Tout au long de son livre, le prisme est celui de l’attention qu’il faut accorder aux « mouvements profonds » des temps successifs et des « adaptations » non moins nécessaires que ces temps exigent. Le temps devient ainsi une sorte d’hypostase qui s’impose aux hommes, qui emporte les plus conscients, les plus réceptifs, les plus ouverts, tandis que les autres essaient d’y résister.

Le P. Calvez, dans ce livre, n’emploie pas les concepts de la pensée teilhardienne, mais il relit sa propre histoire et l’histoire du monde dans un esprit teilhardien.

Les « temps » que repère le P. Calvez dans sa propre vie, temps qui s’accordent avec des moments importants de l’Histoire, rappellent les « temps » que Teilhard repérait dans toute vie et dans l’histoire, ce qu’il appelait aussi des « phases ».

Chez Teilhard de Chardin, la « transformation » et l’ « instabilité radicale in Christum » deviennent des chances :

« Il y a une infinité de vocations et, dans chaque vie, une infinité de phases. […] Il y a pour chacun de nous, un temps pour croître, et un temps pour diminuer. Tantôt c’est l’effort humain constructeur qui domine, tantôt c’est l’annihilation mystique. Ce qu’il importe de voir, c’est que ces saintetés différentes sont les nuances d’un même spectre. Toutes ces attitudes procèdent d’une même orientation intérieure, d’une même loi qui combine le double mouvement de la personnalisation naturelle de l’Homme, et de sa dépersonnalisation surnaturelle in Christo.

[…] Je ne confère aucune ”stabilité divine” à l’ordre naturel. Je dirais plutôt que cet ordre est caractérisé par une instabilité radicale in Christum, tout se trouvant en porte-à-faux, en tendance, sur le Centre actuel du Plérôme. Mais c’est justement par suite de ce porte-à-faux que le Christ a quelque chose d’un démiurge.[3]

À trois reprises, le P. Calvez a eu l’impression de vivre l’émergence de temps nouveaux :

- dans les années d’après-guerre, alors qu’il est jeune jésuite ;

- au concile (où il figure parmi les periti), philosophe et théologien qui commence à être reconnu ;

- en mai 68, alors qu’il dirige la Province jésuite de France depuis un an.
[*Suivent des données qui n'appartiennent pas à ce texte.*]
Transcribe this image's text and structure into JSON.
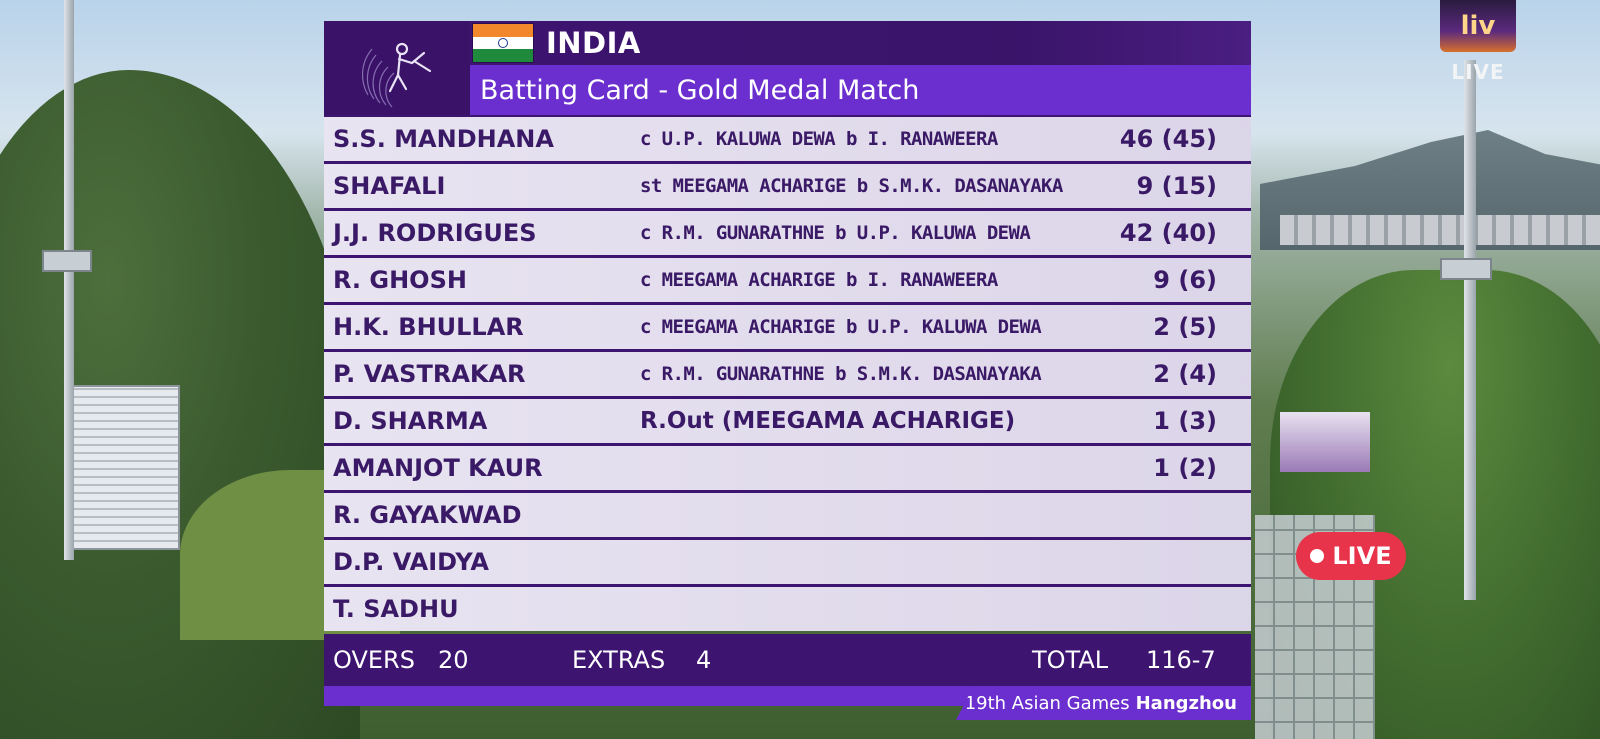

Il évoque ces trois temps sur le même ton enthousiaste, avec des images et des termes très proches :

L’après-guerre

« fin de la guerre, après-guerre bouillonnante ; dans l’Eglise de France : la mission ouvrière, Teilhard de Chardin, ses écrits circulant sous le manteau, la lettre du cardinal Suhard ”Essor ou déclin de l’Eglise ?”, si lue et si méditée. Un sentiment de nouveau, de renouveau, à ce moment là… » (p. 11).

• « c’était une période de grande effervescence. Dans l’Eglise : Suhard, Teilhard, ai-je dit ; également la mission ouvrière… Dans le monde aussi : l’existentialisme ! Sartre et Camus, Camus et Sartre. » (p. 11).

Vatican II

• « Quelle impression d’air plus léger, alors, de rajeunissement, de relecture de l’Evangile même, par les concrétions multiséculaures » (p. 23).

• « Souffle de l’Esprit. La Rome des années du concile, ce fut vraiment une grande Pentecôte, et l’Eglise universelle en acte » (p. 23).

Mai 68

• « Comme une aube de l’humanité. Car on voulait en somme tout recommencer de zéro. Recommencer la société tout à neuf » (p. 28).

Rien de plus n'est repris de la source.